Saúde mental na APS: PTS + vínculo + coordenação do cuidado = sucesso terapêutico e longitudinalidade.

Resumo-Chave

O manejo de pacientes com esquizofrenia na APS requer uma abordagem integral, com foco no Projeto Terapêutico Singular (PTS), construção de vínculo e coordenação do cuidado pela equipe multiprofissional, garantindo a longitudinalidade do tratamento e a adesão.

Contexto Educacional

A esquizofrenia é um transtorno mental crônico que exige um cuidado contínuo e integrado. A Atenção Primária à Saúde (APS) desempenha um papel fundamental no manejo desses pacientes, promovendo a acessibilidade, a integralidade e a coordenação do cuidado, elementos essenciais para a estabilidade e qualidade de vida do indivíduo e sua família. O sucesso do tratamento, como exemplificado no caso, frequentemente reside na capacidade da equipe multiprofissional de construir um Projeto Terapêutico Singular (PTS), que considera as particularidades do paciente, seus delírios e recusas, e envolve ativamente a família. A construção de um vínculo sólido com o paciente, como o estabelecido pela enfermeira, é um pilar para a adesão ao tratamento, inclusive a medicações injetáveis de longa duração, que podem ser uma alternativa eficaz em casos de recusa oral. A longitudinalidade do cuidado na APS permite o acompanhamento contínuo, a adaptação das estratégias terapêuticas conforme a evolução do paciente e a prevenção de crises. A articulação da equipe e a inclusão da família no processo são elementos-chave para o manejo eficaz da esquizofrenia, indo além da mera prescrição medicamentosa e focando na reabilitação psicossocial e na melhoria da qualidade de vida.

Perguntas Frequentes

O que é um Projeto Terapêutico Singular (PTS) e qual sua relevância na saúde mental?

O PTS é um conjunto de propostas de condutas terapêuticas articuladas para um indivíduo ou família, construído coletivamente por uma equipe multiprofissional.
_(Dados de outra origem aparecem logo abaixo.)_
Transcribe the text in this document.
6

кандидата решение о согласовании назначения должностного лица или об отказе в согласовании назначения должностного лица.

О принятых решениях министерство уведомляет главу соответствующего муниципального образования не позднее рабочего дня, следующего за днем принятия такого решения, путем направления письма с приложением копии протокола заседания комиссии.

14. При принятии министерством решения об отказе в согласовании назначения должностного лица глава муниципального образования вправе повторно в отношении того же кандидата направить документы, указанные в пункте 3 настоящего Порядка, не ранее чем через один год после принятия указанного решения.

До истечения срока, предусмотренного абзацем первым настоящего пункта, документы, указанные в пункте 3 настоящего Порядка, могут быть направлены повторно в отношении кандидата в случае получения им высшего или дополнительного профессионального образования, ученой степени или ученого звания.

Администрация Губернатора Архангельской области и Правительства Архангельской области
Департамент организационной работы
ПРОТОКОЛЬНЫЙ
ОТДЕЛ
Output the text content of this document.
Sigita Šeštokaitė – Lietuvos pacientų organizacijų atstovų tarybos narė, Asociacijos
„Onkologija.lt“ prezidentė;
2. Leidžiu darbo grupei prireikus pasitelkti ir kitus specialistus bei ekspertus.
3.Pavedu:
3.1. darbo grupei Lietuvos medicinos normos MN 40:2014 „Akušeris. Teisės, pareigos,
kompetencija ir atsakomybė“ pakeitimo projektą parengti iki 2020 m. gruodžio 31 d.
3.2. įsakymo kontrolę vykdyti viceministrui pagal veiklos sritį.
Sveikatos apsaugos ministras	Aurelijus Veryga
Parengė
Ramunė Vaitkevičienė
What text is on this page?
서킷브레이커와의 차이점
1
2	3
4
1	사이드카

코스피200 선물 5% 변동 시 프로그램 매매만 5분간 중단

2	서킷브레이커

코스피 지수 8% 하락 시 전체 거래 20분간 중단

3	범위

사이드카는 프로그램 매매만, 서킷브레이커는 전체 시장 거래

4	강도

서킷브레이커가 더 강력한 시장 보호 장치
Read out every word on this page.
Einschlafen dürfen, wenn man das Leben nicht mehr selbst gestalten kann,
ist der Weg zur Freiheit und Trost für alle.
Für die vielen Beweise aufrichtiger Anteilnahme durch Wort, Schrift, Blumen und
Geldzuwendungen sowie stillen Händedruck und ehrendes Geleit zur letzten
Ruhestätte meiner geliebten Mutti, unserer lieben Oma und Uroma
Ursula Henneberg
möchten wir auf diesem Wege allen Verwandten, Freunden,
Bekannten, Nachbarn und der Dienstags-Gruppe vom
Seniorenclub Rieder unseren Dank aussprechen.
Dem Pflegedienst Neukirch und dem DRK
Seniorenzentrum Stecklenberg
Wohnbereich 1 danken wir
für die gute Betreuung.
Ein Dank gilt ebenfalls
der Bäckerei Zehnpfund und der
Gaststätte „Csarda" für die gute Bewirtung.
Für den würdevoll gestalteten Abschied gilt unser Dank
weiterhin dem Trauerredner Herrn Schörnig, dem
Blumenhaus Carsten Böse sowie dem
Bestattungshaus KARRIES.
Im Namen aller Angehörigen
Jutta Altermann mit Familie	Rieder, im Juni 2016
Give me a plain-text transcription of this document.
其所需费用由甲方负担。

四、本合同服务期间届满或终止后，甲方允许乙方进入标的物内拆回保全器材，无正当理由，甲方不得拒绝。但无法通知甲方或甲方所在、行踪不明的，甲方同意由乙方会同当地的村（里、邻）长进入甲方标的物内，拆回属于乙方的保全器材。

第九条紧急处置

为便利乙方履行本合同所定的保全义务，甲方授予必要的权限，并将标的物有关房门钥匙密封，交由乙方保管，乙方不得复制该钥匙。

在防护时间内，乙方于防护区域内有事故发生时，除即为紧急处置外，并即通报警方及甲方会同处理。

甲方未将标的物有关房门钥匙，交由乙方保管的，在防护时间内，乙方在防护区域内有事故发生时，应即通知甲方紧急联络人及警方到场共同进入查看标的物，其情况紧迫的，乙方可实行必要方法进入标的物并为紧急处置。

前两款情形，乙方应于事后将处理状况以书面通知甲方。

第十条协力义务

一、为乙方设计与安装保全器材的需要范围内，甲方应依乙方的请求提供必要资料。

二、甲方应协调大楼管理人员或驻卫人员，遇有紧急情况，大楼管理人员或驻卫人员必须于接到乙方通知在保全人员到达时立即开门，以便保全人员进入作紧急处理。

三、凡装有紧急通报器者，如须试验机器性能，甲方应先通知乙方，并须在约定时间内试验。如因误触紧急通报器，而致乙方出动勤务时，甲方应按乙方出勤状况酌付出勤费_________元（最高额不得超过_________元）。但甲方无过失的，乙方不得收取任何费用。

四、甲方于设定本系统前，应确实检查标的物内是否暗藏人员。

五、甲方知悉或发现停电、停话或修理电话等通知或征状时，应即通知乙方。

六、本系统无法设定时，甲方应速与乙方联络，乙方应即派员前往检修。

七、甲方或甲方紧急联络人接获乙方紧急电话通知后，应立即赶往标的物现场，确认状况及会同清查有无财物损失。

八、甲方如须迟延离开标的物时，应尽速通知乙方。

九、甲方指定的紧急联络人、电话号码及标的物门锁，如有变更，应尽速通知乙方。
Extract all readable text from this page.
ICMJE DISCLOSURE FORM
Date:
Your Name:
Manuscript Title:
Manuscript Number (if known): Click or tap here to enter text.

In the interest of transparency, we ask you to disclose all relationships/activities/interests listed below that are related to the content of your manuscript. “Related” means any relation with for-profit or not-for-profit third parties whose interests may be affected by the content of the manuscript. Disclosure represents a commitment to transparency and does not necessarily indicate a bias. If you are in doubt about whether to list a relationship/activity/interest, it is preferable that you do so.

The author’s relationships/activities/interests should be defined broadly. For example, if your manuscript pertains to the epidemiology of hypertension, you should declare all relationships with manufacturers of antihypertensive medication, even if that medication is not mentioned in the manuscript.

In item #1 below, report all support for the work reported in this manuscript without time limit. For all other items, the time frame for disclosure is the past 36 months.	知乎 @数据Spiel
Na saúde mental, ele é crucial para personalizar o cuidado, considerando as necessidades, desejos e particularidades do paciente e sua família, promovendo maior adesão.

Como a Atenção Primária à Saúde (APS) contribui para o tratamento da esquizofrenia?

A APS oferece um ambiente de cuidado contínuo e próximo ao território do paciente, facilitando a construção de vínculo, a coordenação do cuidado com outros níveis de atenção, o suporte familiar e a adesão ao tratamento, incluindo a medicação de longa duração, promovendo a integralidade e longitudinalidade.

Qual o papel do vínculo terapêutico e da família no manejo da esquizofrenia?

O vínculo terapêutico forte entre paciente e equipe é fundamental para a adesão ao tratamento, a confiança e a superação de resistências, como a recusa medicamentosa. A família, por sua vez, é um pilar de suporte essencial, e sua inclusão no plano de cuidado é crucial para a estabilidade e bem-estar do paciente, além de reduzir a tensão familiar.